Written by Dilip Ratha, Sanket Mohapatra, and Ani Silwal, published by The Migration and Remittances Team of the World Bank’s Development Prospects Group (DECPG) in April 2010, 18 pages, available at: http://siteresources.worldbank.org/INTPROSPECTS/Resources/334934-1110315015165/MigrationAndDevelopmentBrief12.pdf
The Migration and Remittances Team of the World Bank’s Development Prospects Group (DECPG), an organization providing information and analysis on global economic trends, has published a paper entitled “Outlook for Remittance Flows 2010-2011.” The paper discusses recent trends in remittances, provides statistics from 2008 and 2009, and provides estimates related to remittances over the next few years.
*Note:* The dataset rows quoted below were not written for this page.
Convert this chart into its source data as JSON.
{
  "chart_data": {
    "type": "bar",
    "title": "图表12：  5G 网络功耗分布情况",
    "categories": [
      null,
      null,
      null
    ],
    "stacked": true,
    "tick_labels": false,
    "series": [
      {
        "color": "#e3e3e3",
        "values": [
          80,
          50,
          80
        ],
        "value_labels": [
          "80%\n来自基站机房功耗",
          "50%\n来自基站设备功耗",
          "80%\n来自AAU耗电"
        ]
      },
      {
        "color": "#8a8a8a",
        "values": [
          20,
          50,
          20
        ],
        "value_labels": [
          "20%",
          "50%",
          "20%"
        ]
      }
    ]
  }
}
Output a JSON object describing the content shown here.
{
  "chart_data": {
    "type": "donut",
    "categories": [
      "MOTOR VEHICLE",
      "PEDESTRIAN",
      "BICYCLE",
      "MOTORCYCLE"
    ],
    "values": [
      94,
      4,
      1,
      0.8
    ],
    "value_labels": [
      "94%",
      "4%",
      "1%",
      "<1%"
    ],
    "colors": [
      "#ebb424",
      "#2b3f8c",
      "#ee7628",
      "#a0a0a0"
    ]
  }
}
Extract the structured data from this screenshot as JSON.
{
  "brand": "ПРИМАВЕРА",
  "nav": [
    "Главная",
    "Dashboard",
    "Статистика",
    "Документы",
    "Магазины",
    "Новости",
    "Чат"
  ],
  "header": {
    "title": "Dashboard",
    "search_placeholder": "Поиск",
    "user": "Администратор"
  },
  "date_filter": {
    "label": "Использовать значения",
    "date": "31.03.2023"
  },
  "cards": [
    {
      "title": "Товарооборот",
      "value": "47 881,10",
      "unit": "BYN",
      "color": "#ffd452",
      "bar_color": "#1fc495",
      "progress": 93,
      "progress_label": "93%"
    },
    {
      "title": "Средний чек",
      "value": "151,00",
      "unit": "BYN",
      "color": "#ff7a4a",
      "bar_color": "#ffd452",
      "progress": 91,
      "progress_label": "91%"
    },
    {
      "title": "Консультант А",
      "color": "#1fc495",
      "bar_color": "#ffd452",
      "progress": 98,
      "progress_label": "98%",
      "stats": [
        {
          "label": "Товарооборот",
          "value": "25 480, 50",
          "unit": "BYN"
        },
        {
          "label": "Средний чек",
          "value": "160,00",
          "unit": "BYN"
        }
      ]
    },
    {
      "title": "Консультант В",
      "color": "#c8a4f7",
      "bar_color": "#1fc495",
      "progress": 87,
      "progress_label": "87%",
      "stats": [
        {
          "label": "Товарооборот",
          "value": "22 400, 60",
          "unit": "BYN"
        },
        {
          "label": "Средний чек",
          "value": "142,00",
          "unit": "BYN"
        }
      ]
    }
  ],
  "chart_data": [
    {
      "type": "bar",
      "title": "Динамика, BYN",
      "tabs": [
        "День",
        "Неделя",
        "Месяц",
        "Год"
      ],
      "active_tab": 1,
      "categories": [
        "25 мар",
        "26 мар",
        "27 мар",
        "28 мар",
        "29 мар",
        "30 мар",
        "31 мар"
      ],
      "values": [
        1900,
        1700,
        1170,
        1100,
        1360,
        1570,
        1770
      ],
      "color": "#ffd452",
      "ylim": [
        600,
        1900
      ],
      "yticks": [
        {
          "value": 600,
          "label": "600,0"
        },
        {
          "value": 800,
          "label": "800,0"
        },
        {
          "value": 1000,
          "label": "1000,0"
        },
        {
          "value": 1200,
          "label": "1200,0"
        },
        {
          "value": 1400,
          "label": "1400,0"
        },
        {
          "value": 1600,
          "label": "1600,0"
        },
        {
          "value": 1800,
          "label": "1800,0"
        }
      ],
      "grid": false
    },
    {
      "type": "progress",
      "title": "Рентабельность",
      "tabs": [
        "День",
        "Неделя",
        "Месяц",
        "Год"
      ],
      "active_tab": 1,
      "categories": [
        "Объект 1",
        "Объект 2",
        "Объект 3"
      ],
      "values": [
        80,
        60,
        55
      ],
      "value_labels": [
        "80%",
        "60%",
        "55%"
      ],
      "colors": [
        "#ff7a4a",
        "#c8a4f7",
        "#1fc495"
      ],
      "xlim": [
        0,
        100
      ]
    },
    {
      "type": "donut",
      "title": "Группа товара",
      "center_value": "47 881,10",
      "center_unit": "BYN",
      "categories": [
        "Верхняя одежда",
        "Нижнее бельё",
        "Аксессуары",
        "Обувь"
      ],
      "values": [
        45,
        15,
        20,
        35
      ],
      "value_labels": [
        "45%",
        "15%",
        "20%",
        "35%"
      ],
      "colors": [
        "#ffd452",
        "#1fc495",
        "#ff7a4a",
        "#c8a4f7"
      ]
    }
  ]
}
Some of the highlights are as follows:
Remittances have decreased from USD 336 billion in 2008 to USD 316 billion in 2009 (6 percent). This was the first decrease since the 1980s. However, remittances were more resilient during the financial crisis relative to other flows such as private debt, equity and foreign direct investment. Eastern Europe and Central Asia saw the largest decrease in remittances, 21 percent from 2008 to 2009. South Asia saw the highest increase (5 percent) in remittances from 2008 to 2009, though this is modest compared to earlier rapid growth. India and China by far received the largest amount of remittances in 2009, with approximately USD 49 billion and USD 48 billion, respectively. The authors predict that remittances worldwide will increase by 6.2 percent in 2010 and 7.1 percent in 2011. These estimates are lower than they would have otherwise been due to high unemployment rates and low demand for high-skilled foreign workers in Organisation for Economic Co-operation and Development (OECD) countries.
The study also covers some general trends related to remittances. For example, countries such as El Salvador, Ethiopia, Nepal, the Philippines, Rwanda and Sri Lanka have issued or are considering issuing diaspora bonds, debt instruments issued by a country to raise funds from its diaspora population. Many banks and operators across the world are cutting remittance fees. The corridor from the United Arab Emirates to South Asia, for instance, often costs less than USD 1 per transaction. Another important trend is the introduction of mobile money transfer technologies, which have become vital to the remittance market in places such as Africa, South Asia and the Philippines. Lastly, many microfinance institutions (MFIs) are looking to provide remittance services.